Emma Russell, Reporter

“Nationwide, 25.4% of students got 8 or more hours of sleep on an average school night,” said the Center for Disease Control (CDC), a United States federal health organization, in a 2017 research study. It is recommended teenagers get eight and a half to nine and a half hours of sleep every night. Insufficient amounts of sleep lead to many different problems like adverse effects on quality of life.

To resolve this problem, schools should start classes later.

According to the CDC, not getting enough sleep can increase the chances of consuming alcohol, usage of tobacco, other drug habits and risk behaviors, being overweight, decreased academic performance in high school students. The frontal lobe controls behavior and decision making, and lack of sleep further impairs this portion of the brain and is not yet developed in teenage years.

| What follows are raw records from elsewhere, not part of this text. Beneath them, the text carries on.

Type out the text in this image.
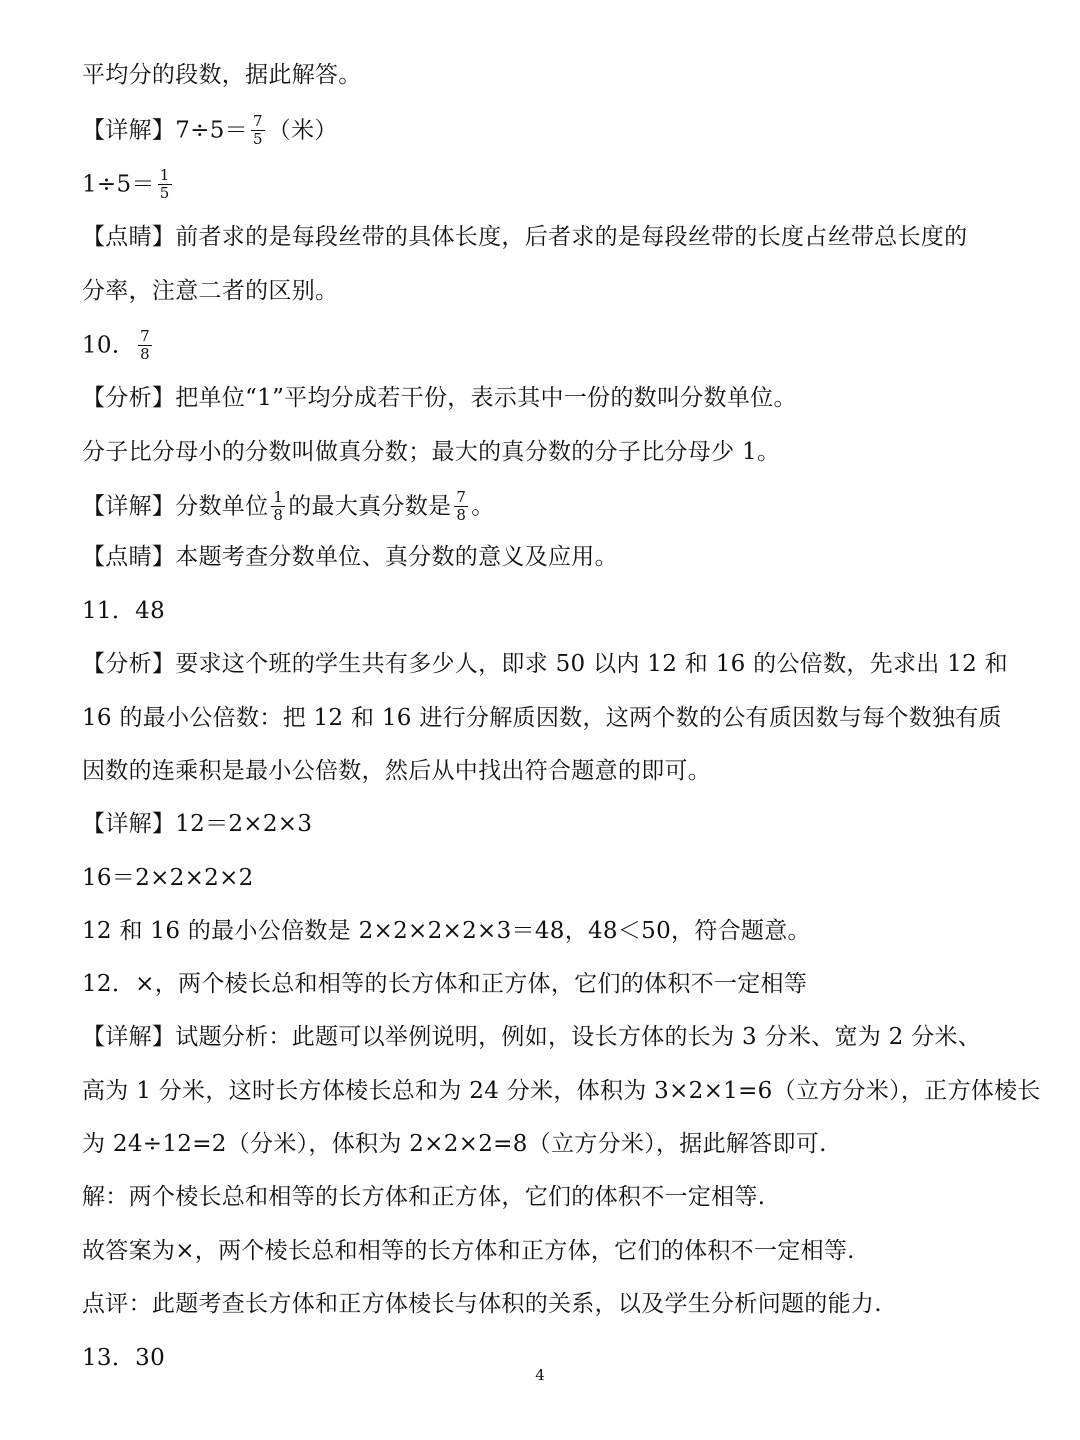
平均分的段数，据此解答。
【详解】$7\div 5= \frac{7}{5}$ （米）
$1\div 5= \frac{1}{5}$
【点睛】前者求的是每段丝带的具体长度，后者求的是每段丝带的长度占丝带总长度的
分率，注意二者的区别。
10． $\frac{7}{8}$
【分析】把单位“1”平均分成若干份，表示其中一份的数叫分数单位。
分子比分母小的分数叫做真分数；最大的真分数的分子比分母少 1。
【详解】分数单位 $\frac{1}{8}$ 的最大真分数是 $\frac{7}{8}$ 。
【点睛】本题考查分数单位、真分数的意义及应用。
11．48
【分析】要求这个班的学生共有多少人，即求 50 以内 12 和 16 的公倍数，先求出 12 和
16 的最小公倍数：把 12 和 16 进行分解质因数，这两个数的公有质因数与每个数独有质
因数的连乘积是最小公倍数，然后从中找出符合题意的即可。
【详解】12＝2×2×3
16＝2×2×2×2
12 和 16 的最小公倍数是 2×2×2×2×3＝48，48＜50，符合题意。
12．×，两个棱长总和相等的长方体和正方体，它们的体积不一定相等
【详解】试题分析：此题可以举例说明，例如，设长方体的长为 3 分米、宽为 2 分米、
高为 1 分米，这时长方体棱长总和为 24 分米，体积为 3×2×1=6（立方分米），正方体棱长
为 24÷12=2（分米），体积为 2×2×2=8（立方分米），据此解答即可.
解：两个棱长总和相等的长方体和正方体，它们的体积不一定相等.
故答案为×，两个棱长总和相等的长方体和正方体，它们的体积不一定相等.
点评：此题考查长方体和正方体棱长与体积的关系，以及学生分析问题的能力.
13．30
4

Along with poor decision making capabilities, teenage brains are more likely to develop a greater reliance on drugs. According to the National Center for Biotechnology Information (NCBI), “Epidemiological evidence suggests that people who begin experimenting with drugs of abuse during early adolescence are more likely to develop substance use disorders.” A developing brain is more likely to become addicted to drugs because the usage and reliance would have started while the brain was still maturing.

Not only can lack of sleep create a drug addiction, it has poor effects on student’s academic performance. The American Academy of Pediatrics, an American children’s organization, said, “An increase in start times by 1 hour would result in a 3 percentile point gain in both math and reading test scores for the average student.” This study proves if school start times were to be pushed back can greatly improve students educational performance.

Allowing students to sleep more each morning before school would also improve the physical health of students. The American Academy of Pedicatracts, a nationally recognized organization that aims to improve the health of children, said, “young drivers aged 25 years or younger are involved in more than one-half of the estimated 100,000 police-reported, fatigue-related traffic crashes each year.” If developing adolescent students started school later, the number of vehicle crashes caused by fatigue may decrease.

“Research to date has shown that the circadian rhythms of adolescents are simply fundamentally different from those of adults and children,” said lead author Gideon Dunster, a University of Washington doctoral student in biology.”

Circadian rhythms are the cycles the human body goes through during sleep and wakefulness. “To ask a teen to be up and alert at 7:30 a.m. is like asking an adult to be active and alert at 5:30 a.m.,” said Luciano de la Iglesia in a separate research study. Children are not capable of functioning properly when they start school each morning.

The issues revolving around lack of sleep in adolescents can be solved. Contact your local school district to delay school start times for students.